The initial measurement of the allowance for credit losses is as follows:
  • For leases that are originated, the initial measurement of the allowance for credit losses will be recorded through earnings. The allowance would be released with an offset to earnings if estimated collections improve.
  • For leases acquired either though a business combination or an asset purchase, we believe the lessor should assess whether the acquired leases would be considered purchased financial assets with credit deterioration (PCD) as defined in ASC 326. To the extent a lease is not considered PCD, the initial measurement of the allowance for credit losses would be reported in current earnings (similar to an originated lease). If a lease is considered PCD, the initial measurement of the allowance for credit losses will create a basis adjustment to the amortized cost basis of the net investment in the lease. This “gross up” will impact the calculation of lease income over the life of the lease. The allowance would be released with an offset to earnings if estimated collections improve, similar to the treatment for originated assets. See LI 9 for additional information on PCD assets.

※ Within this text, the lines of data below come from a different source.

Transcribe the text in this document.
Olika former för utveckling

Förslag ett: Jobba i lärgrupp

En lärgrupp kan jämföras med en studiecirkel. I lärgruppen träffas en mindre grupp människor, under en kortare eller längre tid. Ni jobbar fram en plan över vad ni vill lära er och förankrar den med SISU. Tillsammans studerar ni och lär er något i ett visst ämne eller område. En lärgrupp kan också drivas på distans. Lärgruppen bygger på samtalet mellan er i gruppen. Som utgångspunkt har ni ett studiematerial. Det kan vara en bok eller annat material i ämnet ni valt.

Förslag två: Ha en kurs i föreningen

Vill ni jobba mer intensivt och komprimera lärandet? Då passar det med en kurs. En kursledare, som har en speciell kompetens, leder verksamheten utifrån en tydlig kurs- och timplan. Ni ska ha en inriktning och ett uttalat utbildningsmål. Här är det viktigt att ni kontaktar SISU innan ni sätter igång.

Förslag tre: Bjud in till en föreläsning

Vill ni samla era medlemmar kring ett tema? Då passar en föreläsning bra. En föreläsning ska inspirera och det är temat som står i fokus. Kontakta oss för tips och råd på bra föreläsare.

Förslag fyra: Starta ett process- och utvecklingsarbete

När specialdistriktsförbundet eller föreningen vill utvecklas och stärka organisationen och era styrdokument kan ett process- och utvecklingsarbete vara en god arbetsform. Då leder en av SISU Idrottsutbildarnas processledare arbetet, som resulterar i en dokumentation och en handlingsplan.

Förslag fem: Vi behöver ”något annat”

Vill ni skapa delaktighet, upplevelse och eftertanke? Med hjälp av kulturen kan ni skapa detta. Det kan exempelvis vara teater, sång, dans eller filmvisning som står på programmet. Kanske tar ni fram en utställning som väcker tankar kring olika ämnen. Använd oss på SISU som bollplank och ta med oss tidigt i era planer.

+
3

The CECL model requires assessments of allowance amounts to determine whether they should be written off against the amortized cost basis of the receivables. Receivables (and allowance accounts) are written off either in full or in part when such amounts are deemed uncollectible. Each element of a lease receivable (financial or non-financial) could cause a write-off. Companies may need to establish policies and procedures to determine when receivables (and allowance balances) should be written off.
Sometimes a lessor may transfer the receivable associated with future rental payments but retain ownership of the underlying leased asset. The lessor should apply the guidance in ASC 860 to determine whether such transfer would be accounted for as a sale resulting in derecognition of the receivable. When the transfer of the receivable is accounted for as a sale, and the asset remaining relates to the unguaranteed residual value, the leasing guidance states that the lessor should begin applying ASC 360 to determine whether the unguaranteed residual asset is impaired, (i.e., the CECL model would no longer be applicable). We believe this guidance should not be extended to address situations when the lessor has not transferred receivables and the net investment of the lease consists of mainly the estimated residual value of the leased asset simply as a result of a lessee making payments. In these situations, we believe it is appropriate to continue applying the credit loss model in ASC 326 until the leased asset is obtained by the lessor at the end of the lease.